PRÓLOGO
PETRA, 2017
El Bajo Temenos-El Gran Templo
La figura alta y frágil, apoyada en el antiguo bastón de plata, avanzaba cojeando despacio en la semioscuridad por el blanco pavimento hexagonal. Cruzó la triple columnata hasta la entrada de la última excavación del Bajo Temenos.
Detrás de él, a no menos de tres metros de distancia, caminaba un chiquillo árabe que no tendría más de diez años.
—¡Deprisa! —El tono británico del hombre era suave, pero enérgico—. ¡Deprisa!

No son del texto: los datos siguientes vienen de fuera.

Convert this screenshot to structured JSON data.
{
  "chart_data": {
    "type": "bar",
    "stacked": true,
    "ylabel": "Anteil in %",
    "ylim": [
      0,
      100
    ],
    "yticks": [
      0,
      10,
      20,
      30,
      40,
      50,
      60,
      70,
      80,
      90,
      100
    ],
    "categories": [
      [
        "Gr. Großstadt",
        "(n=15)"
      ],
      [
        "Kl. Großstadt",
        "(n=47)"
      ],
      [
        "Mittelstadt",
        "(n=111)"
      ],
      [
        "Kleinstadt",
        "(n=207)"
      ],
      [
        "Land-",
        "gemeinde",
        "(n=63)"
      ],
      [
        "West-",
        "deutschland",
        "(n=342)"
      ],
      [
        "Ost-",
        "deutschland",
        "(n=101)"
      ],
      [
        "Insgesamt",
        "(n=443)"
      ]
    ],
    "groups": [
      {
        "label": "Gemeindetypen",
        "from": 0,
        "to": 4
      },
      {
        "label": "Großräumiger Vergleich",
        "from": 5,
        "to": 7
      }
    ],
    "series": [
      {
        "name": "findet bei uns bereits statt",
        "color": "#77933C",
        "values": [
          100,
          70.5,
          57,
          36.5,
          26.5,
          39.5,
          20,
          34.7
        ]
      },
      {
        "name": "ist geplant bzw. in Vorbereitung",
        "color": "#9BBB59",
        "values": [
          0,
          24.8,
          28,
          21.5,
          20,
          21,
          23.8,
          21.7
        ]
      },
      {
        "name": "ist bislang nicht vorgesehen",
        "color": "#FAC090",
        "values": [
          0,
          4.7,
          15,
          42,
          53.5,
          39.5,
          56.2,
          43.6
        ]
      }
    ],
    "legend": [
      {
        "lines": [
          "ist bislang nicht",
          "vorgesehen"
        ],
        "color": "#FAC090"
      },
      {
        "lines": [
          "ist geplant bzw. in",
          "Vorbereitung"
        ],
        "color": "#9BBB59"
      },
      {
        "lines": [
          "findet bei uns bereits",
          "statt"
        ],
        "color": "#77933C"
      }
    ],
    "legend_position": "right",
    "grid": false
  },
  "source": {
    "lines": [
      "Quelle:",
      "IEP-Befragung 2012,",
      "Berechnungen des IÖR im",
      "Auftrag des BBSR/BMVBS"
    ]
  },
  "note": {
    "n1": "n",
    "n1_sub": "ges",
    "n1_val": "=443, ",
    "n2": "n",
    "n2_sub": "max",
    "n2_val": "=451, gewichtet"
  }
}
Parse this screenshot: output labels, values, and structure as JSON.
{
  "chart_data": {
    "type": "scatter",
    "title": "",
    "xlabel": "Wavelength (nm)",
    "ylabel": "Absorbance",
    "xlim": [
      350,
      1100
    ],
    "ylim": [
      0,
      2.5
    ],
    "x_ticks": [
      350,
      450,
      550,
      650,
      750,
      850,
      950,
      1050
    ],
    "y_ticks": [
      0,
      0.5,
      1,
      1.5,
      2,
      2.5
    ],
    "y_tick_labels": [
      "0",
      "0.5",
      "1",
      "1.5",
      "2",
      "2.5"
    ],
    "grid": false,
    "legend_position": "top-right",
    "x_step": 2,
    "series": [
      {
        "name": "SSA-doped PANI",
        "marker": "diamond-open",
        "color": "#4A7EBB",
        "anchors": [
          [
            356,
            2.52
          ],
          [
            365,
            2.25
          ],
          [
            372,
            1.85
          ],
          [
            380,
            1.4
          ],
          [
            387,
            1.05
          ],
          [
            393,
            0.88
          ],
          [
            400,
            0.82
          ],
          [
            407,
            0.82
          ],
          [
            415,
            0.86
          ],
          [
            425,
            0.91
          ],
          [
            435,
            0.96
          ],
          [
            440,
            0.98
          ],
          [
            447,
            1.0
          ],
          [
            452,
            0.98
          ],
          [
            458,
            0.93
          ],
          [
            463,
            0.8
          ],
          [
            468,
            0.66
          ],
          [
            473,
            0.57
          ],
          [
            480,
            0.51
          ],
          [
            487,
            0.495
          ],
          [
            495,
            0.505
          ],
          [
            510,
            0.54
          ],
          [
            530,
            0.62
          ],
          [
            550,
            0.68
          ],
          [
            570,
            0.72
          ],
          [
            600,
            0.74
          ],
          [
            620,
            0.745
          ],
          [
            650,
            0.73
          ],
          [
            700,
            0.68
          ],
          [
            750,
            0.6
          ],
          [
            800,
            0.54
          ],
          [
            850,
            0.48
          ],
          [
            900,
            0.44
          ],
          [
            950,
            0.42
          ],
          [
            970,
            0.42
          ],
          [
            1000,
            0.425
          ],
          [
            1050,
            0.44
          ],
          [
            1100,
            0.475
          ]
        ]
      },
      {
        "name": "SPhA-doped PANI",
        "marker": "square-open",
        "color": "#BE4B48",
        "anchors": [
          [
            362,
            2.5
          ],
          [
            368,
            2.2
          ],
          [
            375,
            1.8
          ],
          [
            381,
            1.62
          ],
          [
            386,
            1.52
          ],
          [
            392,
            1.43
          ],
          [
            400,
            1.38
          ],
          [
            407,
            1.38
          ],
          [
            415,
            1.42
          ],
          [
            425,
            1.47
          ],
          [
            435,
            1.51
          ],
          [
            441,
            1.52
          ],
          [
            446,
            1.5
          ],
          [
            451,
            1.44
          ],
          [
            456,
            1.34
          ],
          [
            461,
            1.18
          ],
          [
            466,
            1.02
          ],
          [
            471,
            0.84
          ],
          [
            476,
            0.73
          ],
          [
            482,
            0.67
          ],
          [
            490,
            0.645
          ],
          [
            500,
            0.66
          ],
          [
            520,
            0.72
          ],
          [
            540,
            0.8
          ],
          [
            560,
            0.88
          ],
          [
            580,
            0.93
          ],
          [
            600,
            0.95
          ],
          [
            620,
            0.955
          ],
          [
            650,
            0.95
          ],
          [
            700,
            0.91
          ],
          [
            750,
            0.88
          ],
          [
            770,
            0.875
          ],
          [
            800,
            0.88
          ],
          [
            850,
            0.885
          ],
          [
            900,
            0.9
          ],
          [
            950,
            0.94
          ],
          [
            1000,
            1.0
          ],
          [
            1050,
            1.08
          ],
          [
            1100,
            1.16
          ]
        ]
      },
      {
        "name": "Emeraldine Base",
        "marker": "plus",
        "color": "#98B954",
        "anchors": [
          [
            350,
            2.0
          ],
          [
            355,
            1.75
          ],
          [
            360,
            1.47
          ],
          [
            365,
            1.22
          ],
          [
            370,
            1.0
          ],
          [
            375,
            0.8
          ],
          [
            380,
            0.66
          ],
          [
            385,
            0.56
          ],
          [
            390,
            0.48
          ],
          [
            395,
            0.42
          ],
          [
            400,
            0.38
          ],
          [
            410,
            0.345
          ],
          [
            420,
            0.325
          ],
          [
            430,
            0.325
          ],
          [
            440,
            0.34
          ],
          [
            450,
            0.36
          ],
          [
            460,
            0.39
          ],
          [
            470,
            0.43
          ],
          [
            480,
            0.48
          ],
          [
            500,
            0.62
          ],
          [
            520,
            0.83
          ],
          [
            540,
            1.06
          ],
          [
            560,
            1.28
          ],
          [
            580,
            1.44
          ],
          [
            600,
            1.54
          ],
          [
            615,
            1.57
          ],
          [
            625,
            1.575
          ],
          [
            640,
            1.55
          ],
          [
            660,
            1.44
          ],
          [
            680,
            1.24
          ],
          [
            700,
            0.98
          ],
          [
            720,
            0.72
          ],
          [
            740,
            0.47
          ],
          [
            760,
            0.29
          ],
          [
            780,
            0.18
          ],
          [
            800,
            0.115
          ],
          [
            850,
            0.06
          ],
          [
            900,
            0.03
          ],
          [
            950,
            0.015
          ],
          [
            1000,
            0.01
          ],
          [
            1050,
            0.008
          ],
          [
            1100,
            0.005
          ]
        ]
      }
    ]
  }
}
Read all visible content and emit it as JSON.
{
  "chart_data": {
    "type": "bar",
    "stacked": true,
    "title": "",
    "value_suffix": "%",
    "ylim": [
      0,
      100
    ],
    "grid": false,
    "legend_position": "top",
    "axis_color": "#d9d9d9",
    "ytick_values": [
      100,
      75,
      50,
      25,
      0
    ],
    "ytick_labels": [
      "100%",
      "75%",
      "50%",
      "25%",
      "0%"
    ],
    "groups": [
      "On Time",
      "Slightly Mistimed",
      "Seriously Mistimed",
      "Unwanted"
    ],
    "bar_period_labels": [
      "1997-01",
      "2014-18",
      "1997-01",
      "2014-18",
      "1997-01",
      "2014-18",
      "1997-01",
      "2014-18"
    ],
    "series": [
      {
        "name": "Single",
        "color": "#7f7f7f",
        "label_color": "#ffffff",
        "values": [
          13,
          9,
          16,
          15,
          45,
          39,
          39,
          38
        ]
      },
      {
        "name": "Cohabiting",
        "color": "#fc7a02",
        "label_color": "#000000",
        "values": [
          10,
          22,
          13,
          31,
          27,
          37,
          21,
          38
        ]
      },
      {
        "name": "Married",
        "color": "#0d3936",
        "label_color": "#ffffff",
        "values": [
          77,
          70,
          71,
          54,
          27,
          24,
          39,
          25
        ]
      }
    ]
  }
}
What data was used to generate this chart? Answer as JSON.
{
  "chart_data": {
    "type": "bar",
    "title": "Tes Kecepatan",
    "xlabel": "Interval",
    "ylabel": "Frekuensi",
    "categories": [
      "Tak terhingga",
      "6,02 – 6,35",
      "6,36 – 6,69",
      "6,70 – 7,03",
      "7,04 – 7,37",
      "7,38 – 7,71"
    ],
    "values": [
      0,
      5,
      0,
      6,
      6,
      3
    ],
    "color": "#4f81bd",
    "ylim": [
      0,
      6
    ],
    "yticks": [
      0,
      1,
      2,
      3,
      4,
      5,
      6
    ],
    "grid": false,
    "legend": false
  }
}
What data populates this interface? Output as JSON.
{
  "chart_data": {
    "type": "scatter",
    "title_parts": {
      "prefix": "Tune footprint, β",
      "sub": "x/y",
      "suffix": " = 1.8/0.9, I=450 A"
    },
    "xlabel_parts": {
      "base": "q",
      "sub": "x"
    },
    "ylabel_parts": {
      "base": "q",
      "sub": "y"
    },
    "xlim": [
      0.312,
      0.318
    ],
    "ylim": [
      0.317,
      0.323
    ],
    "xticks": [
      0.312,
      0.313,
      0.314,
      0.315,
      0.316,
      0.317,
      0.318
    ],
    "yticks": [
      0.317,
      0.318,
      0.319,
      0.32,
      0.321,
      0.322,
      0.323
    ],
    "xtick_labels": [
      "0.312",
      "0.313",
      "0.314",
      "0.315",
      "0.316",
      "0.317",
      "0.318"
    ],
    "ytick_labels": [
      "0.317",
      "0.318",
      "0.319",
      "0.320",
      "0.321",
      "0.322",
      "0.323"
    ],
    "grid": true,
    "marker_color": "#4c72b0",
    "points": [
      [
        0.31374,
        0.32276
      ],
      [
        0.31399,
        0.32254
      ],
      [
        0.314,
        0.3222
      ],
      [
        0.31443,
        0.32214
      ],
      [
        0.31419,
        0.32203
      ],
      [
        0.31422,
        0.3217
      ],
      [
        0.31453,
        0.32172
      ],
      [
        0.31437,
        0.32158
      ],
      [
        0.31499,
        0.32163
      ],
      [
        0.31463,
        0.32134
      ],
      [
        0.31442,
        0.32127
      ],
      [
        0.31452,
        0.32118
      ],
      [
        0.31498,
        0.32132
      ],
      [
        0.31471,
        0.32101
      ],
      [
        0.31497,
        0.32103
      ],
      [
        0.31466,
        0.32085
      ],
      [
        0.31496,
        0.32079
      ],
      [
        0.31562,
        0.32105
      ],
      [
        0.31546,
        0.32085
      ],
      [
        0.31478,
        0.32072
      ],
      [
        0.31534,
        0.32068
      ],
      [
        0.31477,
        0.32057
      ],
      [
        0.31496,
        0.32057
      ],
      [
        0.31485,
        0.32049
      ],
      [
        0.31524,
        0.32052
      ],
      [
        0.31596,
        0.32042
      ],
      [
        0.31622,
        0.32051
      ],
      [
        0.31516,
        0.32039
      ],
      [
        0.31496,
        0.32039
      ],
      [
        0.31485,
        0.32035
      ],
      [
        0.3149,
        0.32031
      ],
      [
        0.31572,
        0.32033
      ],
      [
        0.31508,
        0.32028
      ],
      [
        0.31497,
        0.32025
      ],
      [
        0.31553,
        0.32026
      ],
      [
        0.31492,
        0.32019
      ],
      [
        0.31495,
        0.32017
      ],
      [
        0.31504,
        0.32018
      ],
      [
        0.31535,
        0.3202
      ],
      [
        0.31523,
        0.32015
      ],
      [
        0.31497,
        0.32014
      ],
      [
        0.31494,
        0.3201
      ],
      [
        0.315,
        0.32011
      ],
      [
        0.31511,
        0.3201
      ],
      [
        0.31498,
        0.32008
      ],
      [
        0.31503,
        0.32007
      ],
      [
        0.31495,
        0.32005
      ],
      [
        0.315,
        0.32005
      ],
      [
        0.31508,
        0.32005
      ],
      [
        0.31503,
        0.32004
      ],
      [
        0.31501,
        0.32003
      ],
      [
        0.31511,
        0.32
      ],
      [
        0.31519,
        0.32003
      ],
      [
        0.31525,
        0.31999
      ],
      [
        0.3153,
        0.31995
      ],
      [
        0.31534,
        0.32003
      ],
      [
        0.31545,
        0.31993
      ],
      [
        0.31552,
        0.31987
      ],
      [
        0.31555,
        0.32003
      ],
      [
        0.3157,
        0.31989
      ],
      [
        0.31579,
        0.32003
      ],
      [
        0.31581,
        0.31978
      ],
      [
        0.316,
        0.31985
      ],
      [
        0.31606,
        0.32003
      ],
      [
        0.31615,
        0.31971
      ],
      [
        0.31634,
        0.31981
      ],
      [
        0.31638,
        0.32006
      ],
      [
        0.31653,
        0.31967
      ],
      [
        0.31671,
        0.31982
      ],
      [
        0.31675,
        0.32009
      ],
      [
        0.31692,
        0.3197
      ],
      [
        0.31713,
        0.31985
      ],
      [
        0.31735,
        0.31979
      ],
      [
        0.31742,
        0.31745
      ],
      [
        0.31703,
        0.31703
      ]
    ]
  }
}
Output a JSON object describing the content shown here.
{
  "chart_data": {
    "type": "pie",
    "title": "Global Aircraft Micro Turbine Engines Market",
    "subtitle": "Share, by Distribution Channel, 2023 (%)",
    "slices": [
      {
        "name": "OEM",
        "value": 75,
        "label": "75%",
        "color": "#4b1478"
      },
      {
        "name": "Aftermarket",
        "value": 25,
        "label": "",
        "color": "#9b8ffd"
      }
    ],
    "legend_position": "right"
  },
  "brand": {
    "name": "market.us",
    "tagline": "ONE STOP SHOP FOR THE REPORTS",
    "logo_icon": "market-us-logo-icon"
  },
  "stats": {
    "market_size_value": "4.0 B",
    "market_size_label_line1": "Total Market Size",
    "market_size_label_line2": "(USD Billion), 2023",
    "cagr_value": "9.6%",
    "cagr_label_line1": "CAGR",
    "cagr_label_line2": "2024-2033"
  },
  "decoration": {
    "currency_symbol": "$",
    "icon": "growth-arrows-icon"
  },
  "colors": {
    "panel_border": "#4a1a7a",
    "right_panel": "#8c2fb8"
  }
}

La orden a los excavadores se hizo más perentoria. Observó con mal disimulada impaciencia a los cinco jordanos que excavaban e hizo una señal a Wasim, quien se ató rápidamente un arnés a la cuerda que le rodeaba la cintura.
El inglés soltó el bastón, comenzó a deslizarse a través del hueco principal y apretó los dientes para contener una punzada de dolor repentino e intenso.
—¡Malik...! —gritó Wasim.
El chiquillo árabe se inclinó sobre el agujero y agarró la chaqueta de lino del inglés, horrorizado.
En una fracción de segundo, la tenue luz que iluminaba el hueco volvió a parpadear y enfocó de pronto la cara del inglés. Nick de Vere era joven —extraordinariamente joven, no tenía más de veintiséis años— y sería guapo si sus hermosos y esculpidos rasgos no hubiesen sido tan delicados. Suspiró y se apartó el flequillo rubio de la frente, dejando a la vista unos ojos grises, serios y de largas pestañas que miraron al chico con el ceño fruncido.
—Wasim —suspiró—, ¿acaso eres mi madre?
El joven torció el gesto y soltó la chaqueta de Nick.
—Estás enfermo, Malik. No deberías hacer esto.
Una sonrisa cansada cruzó los labios de Nick. Le dio la espalda al chico y sintió un estremecimiento violento. El sudor le caía por las sienes. Palpó el pastillero de plata en el bolsillo y, con dedos temblorosos, intentó abrirlo.
—Wasim... —Su voz apenas era audible. El chico tomó el pastillero de la mano de Nick en el momento en que sus ojos grises empezaban a nublarse. Nick pendía de la cuerda en medio del agujero, semiinconsciente, como un peso muerto.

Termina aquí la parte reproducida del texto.